How to Become a Project Manager
What is PMP Certification?
PMP certification is a popular and prestigious credential among Project Managers.
If you’re a Project Manager, you’ve heard those three letters a lot. They stand for Project Manager Professional, and for three little letters, they can have a big impact: Project Managers seek this credential out because it’s proven to be correlated to higher salaries.
The PMP exam itself, which is undoubtedly not easy with its 200 challenging questions to be answered in four hours, is the last step of the selection process carried out by the PMI.
Offered by the Project Management Institute (PMI) – a worldwide organization with more than 500,000 members – this credential is recognized globally as a standout credential for anyone working in the project management industry. PMI is a worldwide organization with more than 500,000 members.
PMP certification is less about strategy and creative problem-solving, and that it’s more centered on theory and process. You’ll still need to find ways to connect with folks and come up with solutions that take your project’s unique goals and personalities into account. And let’s be real: Nothing beats practical experience for learning how to think on your feet when a project throws you the inevitable curveball.
Is PMP Certification Worth It?
If you’re a Project Manager, a PMP Certification is definitely worth it given its prestigious status within the industry.
As a professional Project Manager, pursuing a PMP certification will boost your core project management skills while providing you a structured framework for how to successfully steer projects. Everyone in the project management industry is familiar with how highly regarded the PMP is, so you’ll have newfound professional clout with your peers. You’ll also now be eligible for career opportunities that make PMP certification a prerequisite for hiring.
The other reason it’s worth it? While you do have to consider the time and money you would invest in acquiring a PMP, there’s really no denying that it does boost your chances at a raise or a promotion. According to PMI’s Earning Power: Project Management Salary Survey (2020), 82 percent of project managers surveyed have a PMP certification and worldwide, PMP-certified survey respondents earn 22 percent higher median salaries on average than those without PMP certification.

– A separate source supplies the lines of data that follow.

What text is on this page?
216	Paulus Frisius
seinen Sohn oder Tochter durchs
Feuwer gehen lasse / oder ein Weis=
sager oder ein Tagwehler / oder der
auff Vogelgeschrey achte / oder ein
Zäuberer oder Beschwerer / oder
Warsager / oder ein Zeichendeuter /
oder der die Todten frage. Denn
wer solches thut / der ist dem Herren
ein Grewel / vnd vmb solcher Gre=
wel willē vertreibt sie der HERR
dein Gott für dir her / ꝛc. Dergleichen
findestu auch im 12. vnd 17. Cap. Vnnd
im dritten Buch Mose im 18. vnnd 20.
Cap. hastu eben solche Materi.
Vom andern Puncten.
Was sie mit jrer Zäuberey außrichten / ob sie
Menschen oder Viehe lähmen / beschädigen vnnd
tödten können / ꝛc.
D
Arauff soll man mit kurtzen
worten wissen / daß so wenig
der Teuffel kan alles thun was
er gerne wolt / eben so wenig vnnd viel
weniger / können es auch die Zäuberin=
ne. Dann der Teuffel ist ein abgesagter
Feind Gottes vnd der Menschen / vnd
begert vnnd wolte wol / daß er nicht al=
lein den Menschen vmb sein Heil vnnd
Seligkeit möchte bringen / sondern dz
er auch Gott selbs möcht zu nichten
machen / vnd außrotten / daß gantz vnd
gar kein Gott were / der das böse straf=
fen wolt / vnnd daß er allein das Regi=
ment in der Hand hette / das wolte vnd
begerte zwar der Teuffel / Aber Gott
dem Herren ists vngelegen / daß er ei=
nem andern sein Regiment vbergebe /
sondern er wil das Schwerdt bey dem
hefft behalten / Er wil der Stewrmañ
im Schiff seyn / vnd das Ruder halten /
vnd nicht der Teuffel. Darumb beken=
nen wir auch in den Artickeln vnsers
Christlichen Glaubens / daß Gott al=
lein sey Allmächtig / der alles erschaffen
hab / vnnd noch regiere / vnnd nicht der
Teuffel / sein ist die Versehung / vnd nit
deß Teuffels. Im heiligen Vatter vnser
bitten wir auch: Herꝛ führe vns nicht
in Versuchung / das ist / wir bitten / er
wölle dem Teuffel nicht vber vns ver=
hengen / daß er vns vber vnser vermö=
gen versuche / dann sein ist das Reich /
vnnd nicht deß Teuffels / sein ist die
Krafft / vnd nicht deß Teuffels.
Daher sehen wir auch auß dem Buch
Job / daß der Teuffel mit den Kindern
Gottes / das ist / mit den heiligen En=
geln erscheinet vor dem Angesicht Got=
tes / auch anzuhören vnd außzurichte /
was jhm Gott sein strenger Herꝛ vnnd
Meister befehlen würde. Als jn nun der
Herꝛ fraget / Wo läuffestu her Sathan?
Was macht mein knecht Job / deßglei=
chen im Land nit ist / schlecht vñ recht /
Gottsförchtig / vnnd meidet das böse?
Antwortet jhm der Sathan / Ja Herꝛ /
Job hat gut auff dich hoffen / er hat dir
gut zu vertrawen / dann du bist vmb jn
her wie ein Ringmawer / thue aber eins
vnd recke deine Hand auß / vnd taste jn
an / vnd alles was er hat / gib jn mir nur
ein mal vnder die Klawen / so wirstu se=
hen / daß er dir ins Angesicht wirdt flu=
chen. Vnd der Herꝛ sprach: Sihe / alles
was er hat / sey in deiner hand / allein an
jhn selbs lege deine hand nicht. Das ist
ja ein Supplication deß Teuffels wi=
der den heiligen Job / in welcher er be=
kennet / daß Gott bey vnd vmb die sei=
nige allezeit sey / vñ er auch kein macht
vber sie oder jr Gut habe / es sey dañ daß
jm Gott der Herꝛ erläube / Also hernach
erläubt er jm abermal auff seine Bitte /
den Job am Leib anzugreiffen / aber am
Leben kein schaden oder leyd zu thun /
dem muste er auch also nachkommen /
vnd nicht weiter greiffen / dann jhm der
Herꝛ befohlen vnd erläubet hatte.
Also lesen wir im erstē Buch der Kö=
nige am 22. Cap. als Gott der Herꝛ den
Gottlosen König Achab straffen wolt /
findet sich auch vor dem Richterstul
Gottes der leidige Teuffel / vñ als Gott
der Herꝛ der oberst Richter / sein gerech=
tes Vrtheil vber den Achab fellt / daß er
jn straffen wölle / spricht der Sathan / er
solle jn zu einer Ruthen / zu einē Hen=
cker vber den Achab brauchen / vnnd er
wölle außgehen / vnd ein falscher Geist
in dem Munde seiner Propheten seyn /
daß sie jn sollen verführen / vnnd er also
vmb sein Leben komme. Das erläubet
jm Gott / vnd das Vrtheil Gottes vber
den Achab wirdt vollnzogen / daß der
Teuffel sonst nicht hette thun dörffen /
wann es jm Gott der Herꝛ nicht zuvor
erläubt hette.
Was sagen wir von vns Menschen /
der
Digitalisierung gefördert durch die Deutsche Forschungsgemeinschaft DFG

Further, the study also found that median salary steadily grows the longer you hold a PMP certification.
According to the survey, Project Managers in the U.S. with a PMP certification earned a median salary of $111,000, while Project Managers without the credential earned a median salary of $91,000.
And since it’s in a universal format, a PMP certification ensures you’re following the best practices of project management no matter where you are or where you go.
What is Agile Certification?
Agile certifications are educational credentials that Project Managers pursue to learn more about a specific agile methodology.
Agile project management is a collaborative, iterative approach to project management that incorporates continuous testing and an ability to be adaptive and quickly respond to change. If you work in an industry where agile practices are the norm -- or you want to learn more about how you might use agile methodology with your own team -- you might decide to get an agile certification.
The PMI offers a qualification designed specifically for agile practitioners, the PMI Agile Certified Practitioner (PMI-ACP). There’s also an agile-specific PRINCE2 certification, PRINCE2 Agile, available at both Practitioner and Foundation levels.
Depending on which agile methodologies you (and your organization) prefer, you could also choose to specialize even more. For example, if you’re a Scrum aficionado, many Project Managers covet a Certified ScrumMaster with the Scrum Alliance.
Which agile certification is right for you depends on the processes and frameworks your organization and industry use most.